Harvard Graduate School of Education: “Say thank you”

Saying thank you is considered polite. But do children really understand what gratitude is all about? We give tips on how to introduce your child to the topic.

With a gift or five Franken for the piggy bank, the matter is clear: Children receive a present, they are happy and they say “thank you”. The older they get, the more they internalise a please-&-thank-you automatism, as they have learned this is considered polite and expected of them.

But what about the understanding of gratitude? This is the question posed by the Making, Caring, Common Project at Harvard University’s Graduate School of Education. With “Gratitude Is More Than Just Saying Thank You”, they give parents and educators practical guidelines for action. The aim is for children to understand what and they feel gratitude for and why. It helps if they regularly observe to whom and for what they are grateful and reflect on why they are grateful.

Step 1: Practice looking

Explain to the child what gratitude means. For example, you could say, “Something or someone that makes you laugh, even if you were crying a minute ago.” Ask the child to pick one person or one thing that makes her feel appropriately good.

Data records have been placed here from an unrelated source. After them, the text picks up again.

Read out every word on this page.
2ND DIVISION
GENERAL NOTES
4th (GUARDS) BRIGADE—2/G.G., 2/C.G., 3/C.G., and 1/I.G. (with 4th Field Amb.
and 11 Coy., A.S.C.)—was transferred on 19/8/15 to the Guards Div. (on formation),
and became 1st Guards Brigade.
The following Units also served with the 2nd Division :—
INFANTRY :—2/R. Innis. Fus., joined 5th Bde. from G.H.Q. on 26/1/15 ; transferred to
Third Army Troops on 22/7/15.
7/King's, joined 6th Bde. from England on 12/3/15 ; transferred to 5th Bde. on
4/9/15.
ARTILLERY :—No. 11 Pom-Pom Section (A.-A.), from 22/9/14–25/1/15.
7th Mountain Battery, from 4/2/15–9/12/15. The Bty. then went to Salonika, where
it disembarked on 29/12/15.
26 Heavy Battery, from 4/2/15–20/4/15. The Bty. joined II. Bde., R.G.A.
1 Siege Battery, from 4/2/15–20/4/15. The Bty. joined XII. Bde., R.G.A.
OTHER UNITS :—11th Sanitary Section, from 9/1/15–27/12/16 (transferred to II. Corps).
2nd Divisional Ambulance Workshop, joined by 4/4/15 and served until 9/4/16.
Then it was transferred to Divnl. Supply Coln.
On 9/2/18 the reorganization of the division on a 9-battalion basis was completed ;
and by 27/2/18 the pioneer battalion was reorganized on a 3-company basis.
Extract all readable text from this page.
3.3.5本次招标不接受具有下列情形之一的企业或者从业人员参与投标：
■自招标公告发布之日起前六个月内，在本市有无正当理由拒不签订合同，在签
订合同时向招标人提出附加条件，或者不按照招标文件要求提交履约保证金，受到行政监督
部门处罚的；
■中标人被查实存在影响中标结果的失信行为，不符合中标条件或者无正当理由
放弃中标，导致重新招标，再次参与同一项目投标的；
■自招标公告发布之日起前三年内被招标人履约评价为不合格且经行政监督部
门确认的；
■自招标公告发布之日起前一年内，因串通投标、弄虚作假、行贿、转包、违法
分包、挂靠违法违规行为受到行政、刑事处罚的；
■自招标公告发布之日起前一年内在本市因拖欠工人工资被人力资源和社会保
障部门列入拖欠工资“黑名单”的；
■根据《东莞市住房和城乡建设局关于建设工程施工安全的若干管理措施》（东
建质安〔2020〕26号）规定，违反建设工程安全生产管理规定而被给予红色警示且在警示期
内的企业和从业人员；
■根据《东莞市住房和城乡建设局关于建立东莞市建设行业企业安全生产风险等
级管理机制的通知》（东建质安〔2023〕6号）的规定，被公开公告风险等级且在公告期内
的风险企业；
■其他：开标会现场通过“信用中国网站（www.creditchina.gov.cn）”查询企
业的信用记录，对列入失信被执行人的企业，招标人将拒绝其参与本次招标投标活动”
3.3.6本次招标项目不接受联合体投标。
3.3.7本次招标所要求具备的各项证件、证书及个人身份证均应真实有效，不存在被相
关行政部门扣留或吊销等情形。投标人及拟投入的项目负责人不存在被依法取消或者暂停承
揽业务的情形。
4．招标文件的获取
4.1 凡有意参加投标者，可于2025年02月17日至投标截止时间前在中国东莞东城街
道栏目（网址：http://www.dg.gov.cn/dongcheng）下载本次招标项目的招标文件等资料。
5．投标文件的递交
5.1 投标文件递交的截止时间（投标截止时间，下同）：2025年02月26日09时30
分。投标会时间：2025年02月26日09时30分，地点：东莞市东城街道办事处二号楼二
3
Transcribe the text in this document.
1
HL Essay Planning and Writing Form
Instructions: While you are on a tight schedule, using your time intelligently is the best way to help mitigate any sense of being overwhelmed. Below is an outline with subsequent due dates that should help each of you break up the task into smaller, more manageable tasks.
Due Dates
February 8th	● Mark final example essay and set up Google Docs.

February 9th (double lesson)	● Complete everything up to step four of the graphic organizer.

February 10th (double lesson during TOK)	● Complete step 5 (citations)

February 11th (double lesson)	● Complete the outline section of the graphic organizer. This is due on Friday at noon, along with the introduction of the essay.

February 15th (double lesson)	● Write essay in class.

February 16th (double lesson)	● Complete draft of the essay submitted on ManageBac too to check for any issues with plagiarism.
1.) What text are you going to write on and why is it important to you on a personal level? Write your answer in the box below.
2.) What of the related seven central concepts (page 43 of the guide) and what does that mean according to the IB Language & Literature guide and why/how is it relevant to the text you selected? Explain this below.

Step 2: Think about the “why”

The child can tell what the person she is thinking of stands for. Of course, he or she can also draw it. There is grandpa who comes to fly a kite, grandma who always patiently reads aloud, dad who plays football or mum who is so nice to cuddle with. Or maybe the cat that is a loyal friend, not to forget the trampoline in the garden that is so wonderful to romp on. By asking questions, you guide the child through the process of finding out exactly what it likes: What action or quality does it associate with the person? The child may find it nice that his or her grandmother always plays Lego with him or her.

The Harvard experts even go further in their explanations, although this is more applicable to older children: If grandma always sits down on the floor with them and patiently sorts all the Lego bricks, the older child begins to reflect on the fact that grandma interrupted her nap on the sofa to play along. And in the last step, that the child thinks about how he could show his appreciation, perhaps by helping to clear the table after dinner.

Step 3:  Share your gratitude

Thoughts can be anchored better, once they are spoken aloud. Let the child tell what he or she is grateful for and why: “I am happy about grandpa because he always makes me laugh” or “I think it is nice that we have a bird house in the garden because I can always see birds there”. Adults should take the opportunity to share their own gratitude. This helps the children to understand and they get to know the adults better.

Step 4: Make it a habit

Get in the habit of noticing and thinking about gratitude while doing everyday activities (this is also possible without using the very big word „gratitude“). You can do this during dinner, at night in bed or on a white board in the kitchen that can be scribbled on by every member of the family with things that they find beautiful and enriching. There are no limits to creativity here.